China IPOs - 3 are hot, 3 are not

China stocks are hot as investors hope to get in on a huge growth opportunity.

By Louis Navellier Nov 12, 2009 3:48PM
By Louis Navellier

Louis NavellierChina stocks are hot. The average year-to-date gain for the Shanghai index is over 80%.

Not surprisingly, while companies in the U.S. have avoided public offerings this year, China, by contrast, has simply dominated the IPO market

However, China also offered up its share of duds in 2009. Some picks fared much worse than domestic stocks and look like they will continue to lag the market in 2010.

  5 China Stocks You Must Own Now

Here’s my take on the three best IPOs and the three worst IPOs to come out of China in the past year:

#1 Best China IPO: Lihua International

Lihua International (LIWA), a maker of copper products, only recently joined Wall Street with an IPO at the beginning of September. But since then, shares have jumped over 120% from a debut price of $4 to over $9 right now.

Clearly, LIWA made the right decision by not waiting for the U.S. market to recover before launching its IPO. Copper prices have doubled so far in 2009, and China stocks have been red-hot, so this company was just what investors were looking for.

#2 Best China IPO: Chemspec International

Tri-Tech (TRIT) is another China stock that offered shares in September. The company develops software and hardware so the Chinese government can keep tabs on natural and municipal water supplies.

Agriculture is a huge industry in China, and TRIT plays a big role in irrigation. Similarly, the booming urban centers in the People’s Republic place massive demands on water and wastewater infrastructure, and require constant monitoring. Tri-Tech’s close connections to Beijing have allowed the company to tap into huge contracts, driving up shares 110% from the company’s IPO price of just $6.75 a few months ago.

#3 Best China IPO: (CYOU) develops and operates online games in China. Primarily, the company makes its money from massively multiplayer online games.

The Chinese population really loves these titles, and as more and more Chinese people get access to the Internet, CYOU’s games gain in popularity. This has sent shares skyrocketing. After an IPO in April, with an initial pricing of $16 a share,’s stock has more than doubled so far in 2009.

#1 Worst China IPO: NIVS IntelliMedia

NIVS IntelliMedia Technology (NIV) is a leader in audio and video consumer products that include massive stereo systems and home theaters.
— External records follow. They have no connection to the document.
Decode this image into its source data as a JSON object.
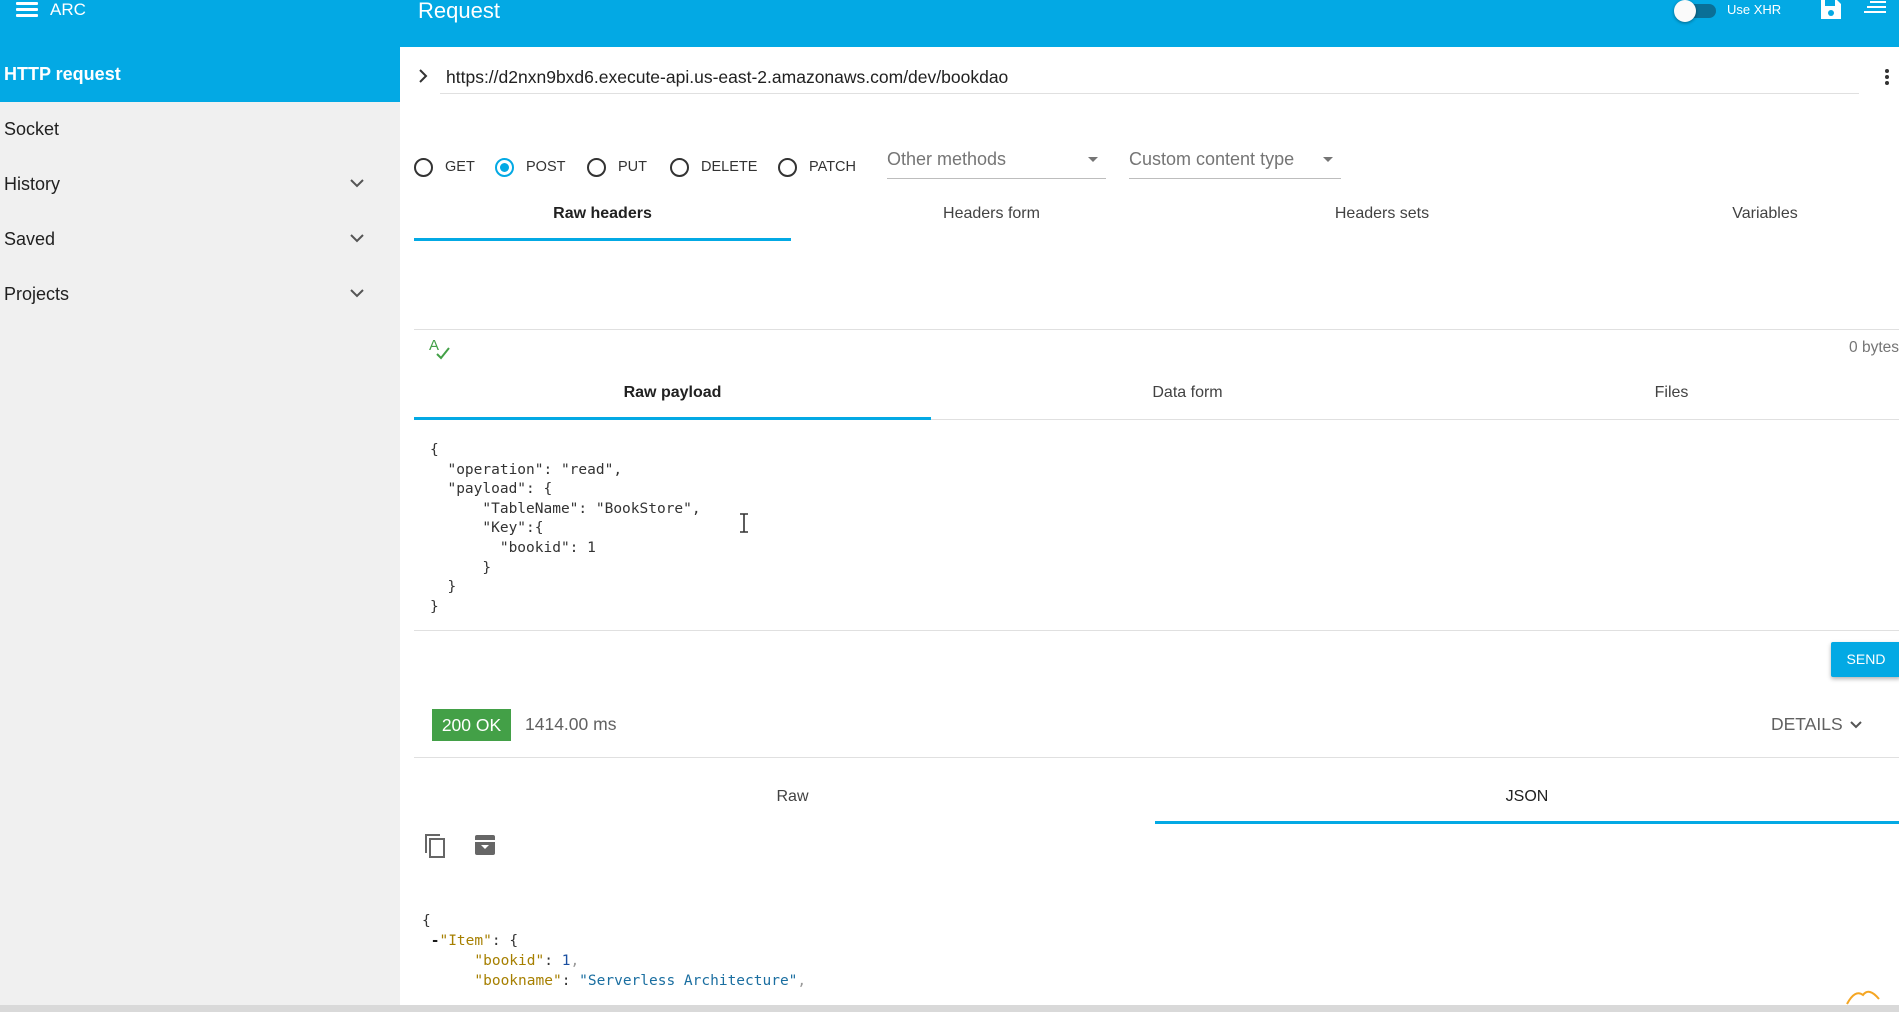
{
  "topbar": {
    "app_name": "ARC",
    "page_title": "Request",
    "xhr_label": "Use XHR",
    "xhr_enabled": false
  },
  "sidebar": {
    "items": [
      {
        "label": "HTTP request",
        "active": true,
        "expandable": false
      },
      {
        "label": "Socket",
        "active": false,
        "expandable": false
      },
      {
        "label": "History",
        "active": false,
        "expandable": true
      },
      {
        "label": "Saved",
        "active": false,
        "expandable": true
      },
      {
        "label": "Projects",
        "active": false,
        "expandable": true
      }
    ]
  },
  "request": {
    "url": "https://d2nxn9bxd6.execute-api.us-east-2.amazonaws.com/dev/bookdao",
    "methods": [
      {
        "label": "GET",
        "selected": false
      },
      {
        "label": "POST",
        "selected": true
      },
      {
        "label": "PUT",
        "selected": false
      },
      {
        "label": "DELETE",
        "selected": false
      },
      {
        "label": "PATCH",
        "selected": false
      }
    ],
    "other_methods": "Other methods",
    "content_type": "Custom content type",
    "header_tabs": [
      "Raw headers",
      "Headers form",
      "Headers sets",
      "Variables"
    ],
    "active_header_tab": "Raw headers",
    "headers_size": "0 bytes",
    "payload_tabs": [
      "Raw payload",
      "Data form",
      "Files"
    ],
    "active_payload_tab": "Raw payload",
    "payload_lines": [
      "{",
      "  \"operation\": \"read\",",
      "  \"payload\": {",
      "      \"TableName\": \"BookStore\",",
      "      \"Key\":{",
      "        \"bookid\": 1",
      "      }",
      "  }",
      "}"
    ],
    "send_label": "SEND"
  },
  "response": {
    "status": "200 OK",
    "status_color": "#43a047",
    "time": "1414.00 ms",
    "details_label": "DETAILS",
    "tabs": [
      "Raw",
      "JSON"
    ],
    "active_tab": "JSON",
    "json": {
      "item_key": "\"Item\"",
      "fields": [
        {
          "key": "\"bookid\"",
          "value": "1"
        },
        {
          "key": "\"bookname\"",
          "value": "\"Serverless Architecture\""
        }
      ]
    }
  },
  "colors": {
    "accent": "#03a9e4",
    "success": "#43a047"
  },
  "icons": [
    "menu-icon",
    "save-icon",
    "more-menu-icon",
    "chevron-right-icon",
    "more-vert-icon",
    "chevron-down-icon",
    "spellcheck-icon",
    "text-cursor-icon",
    "copy-icon",
    "archive-icon"
  ]
}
U.S. consumers simply haven’t been buying these items, and NIV has paid the price. Shares of NIVS IntelliMedia are down 35% since their initial offering on March 12. Adding insult to injury is that this stock made its grand entrance to the market within days of the broader market’s lows, and the major indexes have surged about 65% in the same time.
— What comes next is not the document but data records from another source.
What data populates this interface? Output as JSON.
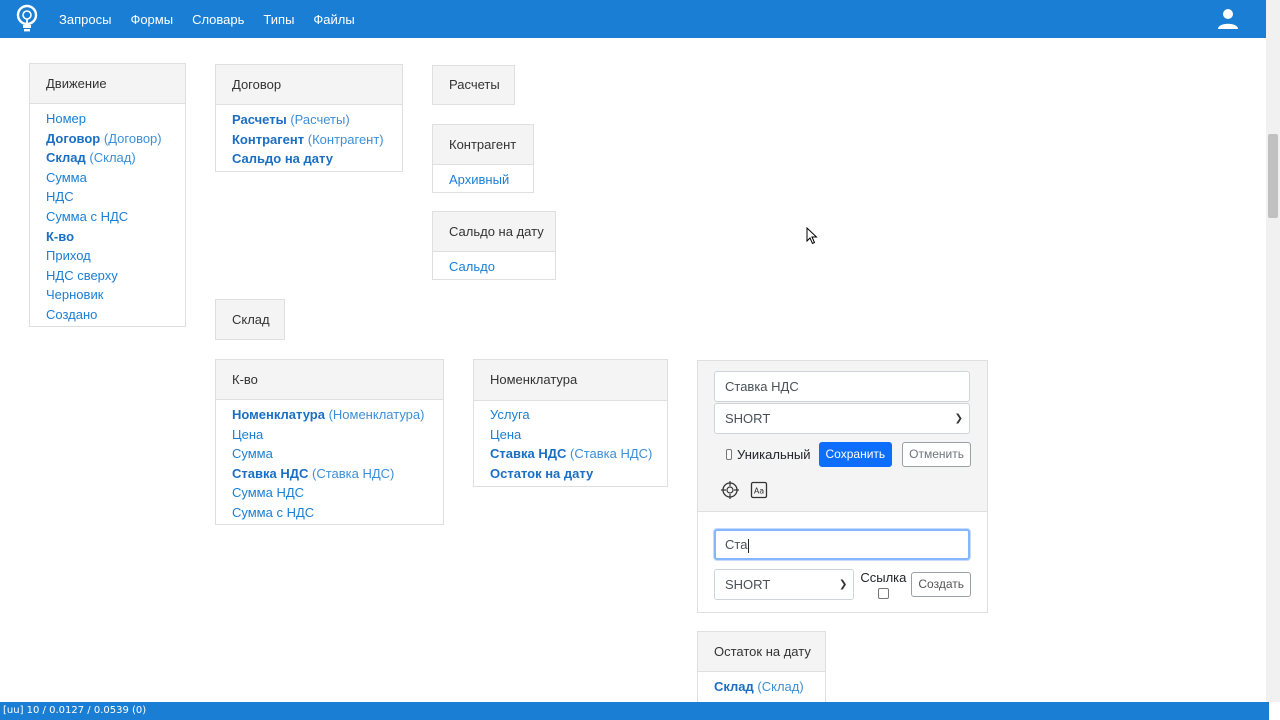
{
  "nav": {
    "items": [
      {
        "label": "Запросы"
      },
      {
        "label": "Формы"
      },
      {
        "label": "Словарь"
      },
      {
        "label": "Типы"
      },
      {
        "label": "Файлы"
      }
    ]
  },
  "cards": {
    "dvizhenie": {
      "title": "Движение",
      "items": [
        {
          "label": "Номер",
          "ref": ""
        },
        {
          "label": "Договор",
          "ref": "(Договор)"
        },
        {
          "label": "Склад",
          "ref": "(Склад)"
        },
        {
          "label": "Сумма",
          "ref": ""
        },
        {
          "label": "НДС",
          "ref": ""
        },
        {
          "label": "Сумма с НДС",
          "ref": ""
        },
        {
          "label": "К-во",
          "ref": ""
        },
        {
          "label": "Приход",
          "ref": ""
        },
        {
          "label": "НДС сверху",
          "ref": ""
        },
        {
          "label": "Черновик",
          "ref": ""
        },
        {
          "label": "Создано",
          "ref": ""
        }
      ]
    },
    "dogovor": {
      "title": "Договор",
      "items": [
        {
          "label": "Расчеты",
          "ref": "(Расчеты)"
        },
        {
          "label": "Контрагент",
          "ref": "(Контрагент)"
        },
        {
          "label": "Сальдо на дату",
          "ref": ""
        }
      ]
    },
    "raschety": {
      "title": "Расчеты"
    },
    "kontragent": {
      "title": "Контрагент",
      "items": [
        {
          "label": "Архивный"
        }
      ]
    },
    "saldo": {
      "title": "Сальдо на дату",
      "items": [
        {
          "label": "Сальдо"
        }
      ]
    },
    "sklad": {
      "title": "Склад"
    },
    "kvo": {
      "title": "К-во",
      "items": [
        {
          "label": "Номенклатура",
          "ref": "(Номенклатура)"
        },
        {
          "label": "Цена",
          "ref": ""
        },
        {
          "label": "Сумма",
          "ref": ""
        },
        {
          "label": "Ставка НДС",
          "ref": "(Ставка НДС)"
        },
        {
          "label": "Сумма НДС",
          "ref": ""
        },
        {
          "label": "Сумма с НДС",
          "ref": ""
        }
      ]
    },
    "nomenklatura": {
      "title": "Номенклатура",
      "items": [
        {
          "label": "Услуга",
          "ref": ""
        },
        {
          "label": "Цена",
          "ref": ""
        },
        {
          "label": "Ставка НДС",
          "ref": "(Ставка НДС)"
        },
        {
          "label": "Остаток на дату",
          "ref": ""
        }
      ]
    },
    "ostatok": {
      "title": "Остаток на дату",
      "items": [
        {
          "label": "Склад",
          "ref": "(Склад)"
        }
      ]
    }
  },
  "edit_panel": {
    "name_value": "Ставка НДС",
    "type_value": "SHORT",
    "unique_label": "Уникальный",
    "unique_checked": false,
    "save_label": "Сохранить",
    "cancel_label": "Отменить",
    "new_name_value": "Ста",
    "new_type_value": "SHORT",
    "link_label": "Ссылка",
    "link_checked": false,
    "create_label": "Создать"
  },
  "status": {
    "text": "[uu] 10 / 0.0127 / 0.0539 (0)"
  },
  "colors": {
    "navbar": "#1a7fd4",
    "link": "#1a7fd4",
    "primary": "#0d6efd"
  }
}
#2 Worst China IPO: Chemspec International

Chemspec International (CPC) engages in the manufacture and sale of specialty chemical compounds, particularly those used in liquid crystal displays, semiconductors and other electronics products.
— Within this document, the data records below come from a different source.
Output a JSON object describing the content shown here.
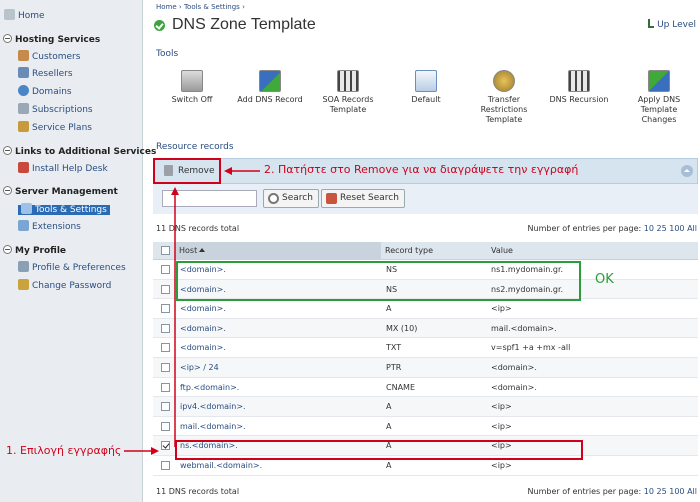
{
  "sidebar": {
    "home": "Home",
    "groups": [
      {
        "title": "Hosting Services",
        "items": [
          "Customers",
          "Resellers",
          "Domains",
          "Subscriptions",
          "Service Plans"
        ]
      },
      {
        "title": "Links to Additional Services",
        "items": [
          "Install Help Desk"
        ]
      },
      {
        "title": "Server Management",
        "items": [
          "Tools & Settings",
          "Extensions"
        ]
      },
      {
        "title": "My Profile",
        "items": [
          "Profile & Preferences",
          "Change Password"
        ]
      }
    ],
    "selected_item": "Tools & Settings"
  },
  "breadcrumb": [
    "Home",
    "Tools & Settings"
  ],
  "breadcrumb_sep": "›",
  "page_title": "DNS Zone Template",
  "up_level": "Up Level",
  "tools_heading": "Tools",
  "tools": [
    {
      "label": "Switch Off",
      "icon": "switch-off-icon"
    },
    {
      "label": "Add DNS Record",
      "icon": "add-dns-record-icon"
    },
    {
      "label": "SOA Records Template",
      "icon": "soa-records-icon"
    },
    {
      "label": "Default",
      "icon": "default-icon"
    },
    {
      "label": "Transfer Restrictions Template",
      "icon": "transfer-restrictions-icon"
    },
    {
      "label": "DNS Recursion",
      "icon": "dns-recursion-icon"
    },
    {
      "label": "Apply DNS Template Changes",
      "icon": "apply-dns-icon"
    }
  ],
  "resource_records_heading": "Resource records",
  "toolbar": {
    "remove_label": "Remove"
  },
  "filter": {
    "search_placeholder": "",
    "search_label": "Search",
    "reset_label": "Reset Search"
  },
  "total_top": "11 DNS records total",
  "total_bottom": "11 DNS records total",
  "entries_per_page_label": "Number of entries per page:",
  "entries_per_page_options": [
    "10",
    "25",
    "100",
    "All"
  ],
  "table": {
    "columns": [
      "Host",
      "Record type",
      "Value"
    ],
    "rows": [
      {
        "host": "<domain>.",
        "type": "NS",
        "value": "ns1.mydomain.gr.",
        "checked": false
      },
      {
        "host": "<domain>.",
        "type": "NS",
        "value": "ns2.mydomain.gr.",
        "checked": false
      },
      {
        "host": "<domain>.",
        "type": "A",
        "value": "<ip>",
        "checked": false
      },
      {
        "host": "<domain>.",
        "type": "MX (10)",
        "value": "mail.<domain>.",
        "checked": false
      },
      {
        "host": "<domain>.",
        "type": "TXT",
        "value": "v=spf1 +a +mx -all",
        "checked": false
      },
      {
        "host": "<ip> / 24",
        "type": "PTR",
        "value": "<domain>.",
        "checked": false
      },
      {
        "host": "ftp.<domain>.",
        "type": "CNAME",
        "value": "<domain>.",
        "checked": false
      },
      {
        "host": "ipv4.<domain>.",
        "type": "A",
        "value": "<ip>",
        "checked": false
      },
      {
        "host": "mail.<domain>.",
        "type": "A",
        "value": "<ip>",
        "checked": false
      },
      {
        "host": "ns.<domain>.",
        "type": "A",
        "value": "<ip>",
        "checked": true
      },
      {
        "host": "webmail.<domain>.",
        "type": "A",
        "value": "<ip>",
        "checked": false
      }
    ]
  },
  "annotations": {
    "step1": "1. Επιλογή εγγραφής",
    "step2": "2. Πατήστε στο Remove για να διαγράψετε την εγγραφή",
    "ok": "OK"
  },
  "colors": {
    "accent": "#2a4d80",
    "annotation_red": "#d0021b",
    "annotation_green": "#2a9d3a",
    "selected_nav": "#2a6bb5"
  }
}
Just like NIV, this company has really been hurting as fewer consumers purchase big-ticket tech items. The result has been a 35% loss in shares since this company’s IPO in June, even while the S&P 500 has managed to post a gain of over 20%.

#3 Worst China IPO: ZST Digital Networks

ZST Digital Networks (ZSTN) makes digital and optical network equipment for Internet and cable TV operators in China. On the surface, this sounds like a really great business to be in as the nation gets more and more wired.

However, it’s important to note that the rise of cable television in the U.S. was long before WiFi and satellite TV, so ZSTN is a bit of an anachronism for the 21st century. Shares have already slipped about 20% since the company debuted less than one month ago on October 20.

The first three IPOs posted some serious gains in a short amount of time, and it can be tempting to jump on the bandwagon. However, with any IPO, the tide can turn from hot optimism to cold reality in a heartbeat -- as we saw with the second three IPOs.

I have a guideline for IPOs that I use and would like to share with you: Don’t buy them until they can prove they are worth owning.

When new IPOs come to market, there is often little known about the company and therefore buying pressure is based on the expectation of what the company can do going forward.

I like to see real numbers before putting my money on the table. I like to wait for a quarter or two of results to come out before buying in and I recommend you do the same.

At the time of publication, Louis Navellier did not hold positions in any of the companies mentioned in this article.